Exaggerating at work is obviously frowned upon. Luckily, exaggeration is much more acceptable when discussing trivial topics. Take advantage of your freedom to exaggerate inconsequential matters.
Four people offer a comment about their coffee.
JOE: This coffee might keep me up for a while.
PAT: This coffee’s going to keep me up all night.
JUSTIN: This coffee’s going to keep me up until next Tuesday!
RANDAL: This coffee’s going to keep me up until I’m 62.
Of the four people above, who is the least interesting?
Most people say that Joe sounds the least interesting. Can you see why? Could it be because Pat, Justin, and Randal all exaggerated the effects of the coffee? (Although Randal may have taken it too far!)

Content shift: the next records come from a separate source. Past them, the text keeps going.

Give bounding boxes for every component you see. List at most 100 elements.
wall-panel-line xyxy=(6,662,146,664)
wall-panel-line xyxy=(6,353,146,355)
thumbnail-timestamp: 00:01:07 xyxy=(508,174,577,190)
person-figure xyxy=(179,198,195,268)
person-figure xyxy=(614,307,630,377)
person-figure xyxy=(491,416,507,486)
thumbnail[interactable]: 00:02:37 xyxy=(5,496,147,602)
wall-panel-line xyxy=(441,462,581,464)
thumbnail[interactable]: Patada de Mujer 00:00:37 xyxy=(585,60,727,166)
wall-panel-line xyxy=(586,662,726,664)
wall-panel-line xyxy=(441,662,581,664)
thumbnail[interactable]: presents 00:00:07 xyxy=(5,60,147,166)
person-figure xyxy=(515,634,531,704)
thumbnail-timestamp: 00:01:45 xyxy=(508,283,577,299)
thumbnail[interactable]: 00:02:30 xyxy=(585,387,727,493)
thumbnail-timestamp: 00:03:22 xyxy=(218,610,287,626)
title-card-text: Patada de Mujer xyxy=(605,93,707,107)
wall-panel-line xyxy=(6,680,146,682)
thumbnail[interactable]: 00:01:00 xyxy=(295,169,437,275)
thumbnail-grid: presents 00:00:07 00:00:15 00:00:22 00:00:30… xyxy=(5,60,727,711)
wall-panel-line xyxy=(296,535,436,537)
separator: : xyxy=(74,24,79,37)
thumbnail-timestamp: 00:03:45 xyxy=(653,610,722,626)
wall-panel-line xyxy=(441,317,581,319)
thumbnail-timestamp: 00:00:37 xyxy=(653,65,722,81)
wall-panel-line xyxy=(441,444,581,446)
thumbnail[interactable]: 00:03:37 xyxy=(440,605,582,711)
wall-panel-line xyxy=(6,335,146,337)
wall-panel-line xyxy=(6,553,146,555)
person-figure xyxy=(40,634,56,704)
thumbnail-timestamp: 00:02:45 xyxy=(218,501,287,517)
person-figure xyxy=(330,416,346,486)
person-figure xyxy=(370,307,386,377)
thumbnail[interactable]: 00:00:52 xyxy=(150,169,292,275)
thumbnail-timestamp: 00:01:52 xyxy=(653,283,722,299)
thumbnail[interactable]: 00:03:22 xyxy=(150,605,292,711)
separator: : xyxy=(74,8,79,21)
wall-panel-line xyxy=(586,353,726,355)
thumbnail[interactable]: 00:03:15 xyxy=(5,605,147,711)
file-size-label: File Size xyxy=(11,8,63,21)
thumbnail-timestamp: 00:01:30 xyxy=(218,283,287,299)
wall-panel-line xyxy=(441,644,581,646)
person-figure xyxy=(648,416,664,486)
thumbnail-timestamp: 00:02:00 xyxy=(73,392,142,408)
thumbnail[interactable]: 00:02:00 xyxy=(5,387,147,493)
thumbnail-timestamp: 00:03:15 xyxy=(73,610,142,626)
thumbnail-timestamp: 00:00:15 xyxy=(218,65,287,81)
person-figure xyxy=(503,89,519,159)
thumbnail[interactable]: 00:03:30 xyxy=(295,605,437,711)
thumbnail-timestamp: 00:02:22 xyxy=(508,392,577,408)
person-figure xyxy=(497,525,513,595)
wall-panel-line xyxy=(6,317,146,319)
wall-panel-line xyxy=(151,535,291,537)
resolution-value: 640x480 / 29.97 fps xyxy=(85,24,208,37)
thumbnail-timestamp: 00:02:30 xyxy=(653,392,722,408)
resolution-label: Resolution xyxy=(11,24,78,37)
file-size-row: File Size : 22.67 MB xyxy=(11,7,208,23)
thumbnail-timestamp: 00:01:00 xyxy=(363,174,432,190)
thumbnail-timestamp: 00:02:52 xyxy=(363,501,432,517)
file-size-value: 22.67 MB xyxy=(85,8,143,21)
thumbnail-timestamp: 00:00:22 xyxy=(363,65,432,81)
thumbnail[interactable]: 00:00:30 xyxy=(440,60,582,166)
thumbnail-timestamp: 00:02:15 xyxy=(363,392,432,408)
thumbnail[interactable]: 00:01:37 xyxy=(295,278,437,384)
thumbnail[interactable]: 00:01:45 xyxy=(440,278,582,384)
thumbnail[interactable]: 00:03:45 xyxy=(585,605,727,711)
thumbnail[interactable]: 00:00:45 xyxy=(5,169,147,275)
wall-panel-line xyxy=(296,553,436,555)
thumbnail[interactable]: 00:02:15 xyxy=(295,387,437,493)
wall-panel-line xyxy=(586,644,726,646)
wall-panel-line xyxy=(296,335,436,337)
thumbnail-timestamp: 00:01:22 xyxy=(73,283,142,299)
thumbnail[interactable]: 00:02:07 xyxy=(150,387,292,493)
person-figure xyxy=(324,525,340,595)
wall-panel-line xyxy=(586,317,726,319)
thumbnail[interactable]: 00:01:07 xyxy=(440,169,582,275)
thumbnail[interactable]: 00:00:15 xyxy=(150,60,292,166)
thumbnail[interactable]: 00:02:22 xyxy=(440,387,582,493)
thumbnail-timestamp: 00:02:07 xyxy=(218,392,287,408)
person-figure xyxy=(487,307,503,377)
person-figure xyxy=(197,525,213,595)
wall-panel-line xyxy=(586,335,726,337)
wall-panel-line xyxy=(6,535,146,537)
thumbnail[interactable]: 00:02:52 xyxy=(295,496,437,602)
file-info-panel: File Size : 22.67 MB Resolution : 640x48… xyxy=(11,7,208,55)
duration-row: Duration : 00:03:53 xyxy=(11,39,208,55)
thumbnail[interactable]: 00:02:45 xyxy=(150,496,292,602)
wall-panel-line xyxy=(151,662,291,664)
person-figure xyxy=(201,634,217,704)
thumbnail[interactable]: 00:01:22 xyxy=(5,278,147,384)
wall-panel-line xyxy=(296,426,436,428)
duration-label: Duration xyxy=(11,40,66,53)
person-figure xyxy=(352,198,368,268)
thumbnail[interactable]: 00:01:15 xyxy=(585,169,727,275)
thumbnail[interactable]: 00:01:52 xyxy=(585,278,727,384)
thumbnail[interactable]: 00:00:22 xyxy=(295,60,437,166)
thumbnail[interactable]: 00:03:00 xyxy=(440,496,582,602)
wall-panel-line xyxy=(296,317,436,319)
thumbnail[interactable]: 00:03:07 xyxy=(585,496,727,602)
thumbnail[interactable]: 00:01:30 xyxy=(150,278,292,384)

One of the most alluring aspects of exaggeration is simply making a situation more interesting than it really is. Everyone knows and understands that the coffee won’t keep anyone up for a week. You won’t go to jail if you exaggerate. Our culture allows for such artistic license, and in fact, prefers it.
Describing your dad as “old” is boring. “Ancient” is better. Referencing how he “fought in the Civil War,” is much more interesting!
Next time you eat too much of Aunt Alice’s BBQ pork or that giant bowl of Cincinnati chili, exaggerate the consequences.
“I could barely move afterwards.” Or “I think my stomach is still recovering.”
Overstated figures, hyperbole, and distortions signal to the audience, “Hey, I’m only joking.” Exaggerate more. There’s a reason society as a whole prefers exaggerated dramas over cold documentaries.